Arbitrum was down for about 7 hours on January 9th—again. The Layer 2 network protocol on the Ethereum chain suffered from a hardware failure on its sequencer node, which shut down processing of all transactions and formation of new blocks during the outage.
The network had suffered another minor outage in September 2021 that lasted for about 45 minutes. At that time, Offchain Labs (creators of Arbitrum) said that the issue was a bug that was subsequently fixed.
This time round, Offchain Labs said the network’s Sequencer experienced a hardware failure that stopped all transactions. The Sequencer is a special-purpose node that controls the ordering of transactions.
A node as important as the Sequencer should have had redundancies, which Offchain Labs said it did. However the backup nodes were undergoing software updates at the time and couldn’t take over.
In a post-mortem tweet posted after the problem had been fixed, the team behind Arbitrum said that all efforts were made to ensure that all transactions were confirmed before the Sequencer went offline. However, 284 transactions were still captured during the outage and weren’t posted to the main chain.
Network Still in Beta
Arbitrum is a Layer 2 scaling solution that processes transactions at comparatively higher speeds and at lower costs compared to the base chain. It does this by moving a lot of the computation and data storage off-chain using Optimistic rollups, then sending the transactions as call data to the Ethereum mainnet.
Arbitrum was launched in September 2021 after a $165 million AUD funding round. That means it is still undergoing development and remains in beta status, as the team tweeted:
“The Arbitrum network is still in beta, and we will keep this moniker as long as there are points of centralisation that still exist in the system.”
Despite that, it is already the biggest L2 rollup by total value of locked assets, which stands at about $3.5 billion AUD at the time of writing.

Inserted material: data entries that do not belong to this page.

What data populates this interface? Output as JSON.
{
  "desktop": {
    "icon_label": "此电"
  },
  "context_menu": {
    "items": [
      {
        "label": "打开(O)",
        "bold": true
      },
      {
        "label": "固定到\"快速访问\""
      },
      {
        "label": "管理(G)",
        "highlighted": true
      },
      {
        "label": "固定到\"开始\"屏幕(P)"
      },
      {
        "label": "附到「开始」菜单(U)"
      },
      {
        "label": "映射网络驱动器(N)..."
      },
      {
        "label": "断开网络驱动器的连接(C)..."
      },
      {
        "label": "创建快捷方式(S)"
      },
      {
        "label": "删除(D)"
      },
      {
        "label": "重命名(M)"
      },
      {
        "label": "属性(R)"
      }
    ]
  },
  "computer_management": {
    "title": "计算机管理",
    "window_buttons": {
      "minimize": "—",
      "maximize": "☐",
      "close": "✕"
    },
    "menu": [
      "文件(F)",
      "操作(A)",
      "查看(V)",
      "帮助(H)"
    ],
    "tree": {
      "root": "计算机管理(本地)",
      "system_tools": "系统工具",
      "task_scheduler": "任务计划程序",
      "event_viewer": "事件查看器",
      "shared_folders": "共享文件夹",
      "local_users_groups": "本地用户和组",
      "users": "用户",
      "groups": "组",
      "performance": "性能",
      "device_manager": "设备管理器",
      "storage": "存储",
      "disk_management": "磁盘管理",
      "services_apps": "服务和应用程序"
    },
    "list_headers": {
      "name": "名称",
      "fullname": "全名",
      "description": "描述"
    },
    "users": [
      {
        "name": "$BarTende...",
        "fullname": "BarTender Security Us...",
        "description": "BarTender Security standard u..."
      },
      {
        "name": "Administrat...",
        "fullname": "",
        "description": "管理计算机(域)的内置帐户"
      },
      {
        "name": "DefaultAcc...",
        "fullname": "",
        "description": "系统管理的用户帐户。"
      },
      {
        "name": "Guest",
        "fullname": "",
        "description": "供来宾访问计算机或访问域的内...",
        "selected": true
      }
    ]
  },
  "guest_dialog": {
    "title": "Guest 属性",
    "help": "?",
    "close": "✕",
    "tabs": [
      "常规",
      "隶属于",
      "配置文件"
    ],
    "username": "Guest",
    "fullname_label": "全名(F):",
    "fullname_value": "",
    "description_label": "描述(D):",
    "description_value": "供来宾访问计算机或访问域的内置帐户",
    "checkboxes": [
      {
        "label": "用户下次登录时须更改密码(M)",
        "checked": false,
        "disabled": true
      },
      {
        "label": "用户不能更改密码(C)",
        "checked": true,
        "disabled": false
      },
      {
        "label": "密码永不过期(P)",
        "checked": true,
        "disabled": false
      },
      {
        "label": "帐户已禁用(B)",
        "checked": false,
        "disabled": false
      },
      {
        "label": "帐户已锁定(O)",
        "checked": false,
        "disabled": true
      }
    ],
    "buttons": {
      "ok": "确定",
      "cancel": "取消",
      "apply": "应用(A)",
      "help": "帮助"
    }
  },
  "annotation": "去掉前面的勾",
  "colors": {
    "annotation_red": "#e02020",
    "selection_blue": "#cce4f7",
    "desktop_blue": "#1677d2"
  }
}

It has also attracted some big DeFi protocols such as Uniswap and Balancer.
Working on Further Decentralisation
With so much at stake, Offchain Labs committed to “continue on this twofold path of minimising Sequencer downtime, and at the same time achieving the ultimate goal of full decentralisation.”
To make the system more resilient, the team said that it is working on further decentralising the network. They are doing that by creating a “twofold path of minimising Sequencer downtime,” which hopefully will minimise the chances of having a similar outage in the future.
Outage Spells More Trouble for L2 Solutions
Ethereum’s Layer 2 solutions have been under fire from L1 solutions. Despite their fair share of problems, L1 protocols such as Solana, Terra, and Avalanche offer far faster transactions and lower fees.
On the other hand, L2 solutions offer more decentralisation and more security. As one of the most important L2 solutions with a 47% market share, Arbitrum’s success will be a big boon. It has been processing about 30,000 transactions a day, but the stakes will get higher as Arbitrum grows.